750 「未来のために、未来がなくなってしまった事態を今想定する」・・・ 「未来のための終末論」(大澤真幸、斎藤幸平、2023年、左右社)

 学術論文や専門書は読んだことはないが、一般読者向けのものを読む限り、大澤は難しいが、斎藤はわかりやすい。

 本書の前半は、ふたりの対談、後半は、大澤の考察。前半は読みやすいが、後半はやや難しかった。

 

 印象に残った言葉。

 

 「まず是正すべきは資本の無限の価値増殖です。それが脱成長ということです」(p.34、斎藤)。

 

 「無限の価値増殖」が「脱成長」ではなく、その是正が「脱成長」。つまり、生活者の必要にではなく、資本=売る側の売ろうという欲望に応じて、商品にあらたな価値が付加され、生活者はそれを買わされる。資本家は金をさらに得る。地球はさらに略奪される。そのような無限の価値増殖の是正が脱成長だと言う。

 

 具体的には、飛行機の国内便の必要度、都会に残されたわずかな「自然」を破壊しての高層ビル建築、あちこちの再開発、購買劣情を分泌させる広告、新製品というよりはモデルチェンジの繰り返し・・・こうしたことの見直し、ここからの脱出。

 「低賃金労働や長時間労働を強いられ、健康に悪そうなものを食わされる世界から解放されていくこと・・・もっと自分たちで意思決定できる社会をつくる。
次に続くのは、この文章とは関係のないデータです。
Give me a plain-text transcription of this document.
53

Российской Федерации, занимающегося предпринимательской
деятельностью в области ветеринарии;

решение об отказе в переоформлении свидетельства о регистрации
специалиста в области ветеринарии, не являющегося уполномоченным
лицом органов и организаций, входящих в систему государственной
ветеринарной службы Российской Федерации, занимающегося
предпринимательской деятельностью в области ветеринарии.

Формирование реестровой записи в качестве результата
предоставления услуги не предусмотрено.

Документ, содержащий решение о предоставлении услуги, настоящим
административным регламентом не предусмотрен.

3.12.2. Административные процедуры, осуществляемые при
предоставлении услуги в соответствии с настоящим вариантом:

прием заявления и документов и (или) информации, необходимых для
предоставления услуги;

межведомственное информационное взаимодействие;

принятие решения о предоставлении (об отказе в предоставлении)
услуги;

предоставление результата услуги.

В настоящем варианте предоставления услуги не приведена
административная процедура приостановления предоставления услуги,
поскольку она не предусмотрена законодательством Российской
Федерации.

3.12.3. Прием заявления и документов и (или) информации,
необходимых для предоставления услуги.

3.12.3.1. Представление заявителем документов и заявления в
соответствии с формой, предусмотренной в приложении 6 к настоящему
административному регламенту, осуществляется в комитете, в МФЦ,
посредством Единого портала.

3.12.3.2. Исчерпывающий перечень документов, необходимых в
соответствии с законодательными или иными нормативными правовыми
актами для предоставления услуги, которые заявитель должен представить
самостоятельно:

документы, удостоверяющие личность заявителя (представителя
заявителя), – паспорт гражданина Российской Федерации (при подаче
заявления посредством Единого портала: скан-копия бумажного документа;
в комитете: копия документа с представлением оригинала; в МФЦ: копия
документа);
広告やモデルチェンジに煽られることなく、自分たちで修理しながら、必要なものを好きなようにつくっていく。そういう社会になっていくことは、未来の人にも私たちにとっても幸せなのだ」(p.58、斎藤)。

 

 「低賃金労働」「長時間労働」「非健康的食品」「自分たちで意思決定できない」「広告やモデルチェンジに煽られる」。これ自体が終末ではないか。

 

 そんなことは昔からあった? では、昔から終末だったのだ。

 

 「現在の立場から見ると、はじめから原発なるものをすべて拒否することも十分に可能だった、ということに気づく。これこそ、過去に〈今の時〉が孕まれているのを見る、ということである」(p.161、大澤)。

 

 大澤は難しい。たとえば2011年の原発事故が起こったあと、わたしたち(の一部)は「今にして思えば、原発など作るべきでなかった」と2012年に思ったとする。しかし、じつは、建設計画が出た1960年代にも「原発など作るべきでない」という2012年の考えはあった、つまり、「今にして思えば」の「今」は2012年だけでなく1960年代でもあったということか。

 

 「『破局はすでに起きてしまった』と想定しなくてはならない。原発事故が起きるだろうという警告を聞いている段階の世界の見え方と、実際に原発事故が起きてしまったあとの世界の見え方の根本的な違い」(p.164)。

 このままだと、20××年には地球環境は人間が生きていけないレベルまで悪化するだろう。警告だけではだめだ。20××年にその事態が起こってしまった(未来完了形?)と想定しなければ、今の悪化のルートを変更する可能性は切り開けない。

 破局の終末を想定することによって、破局でない未来が創造される、ということか。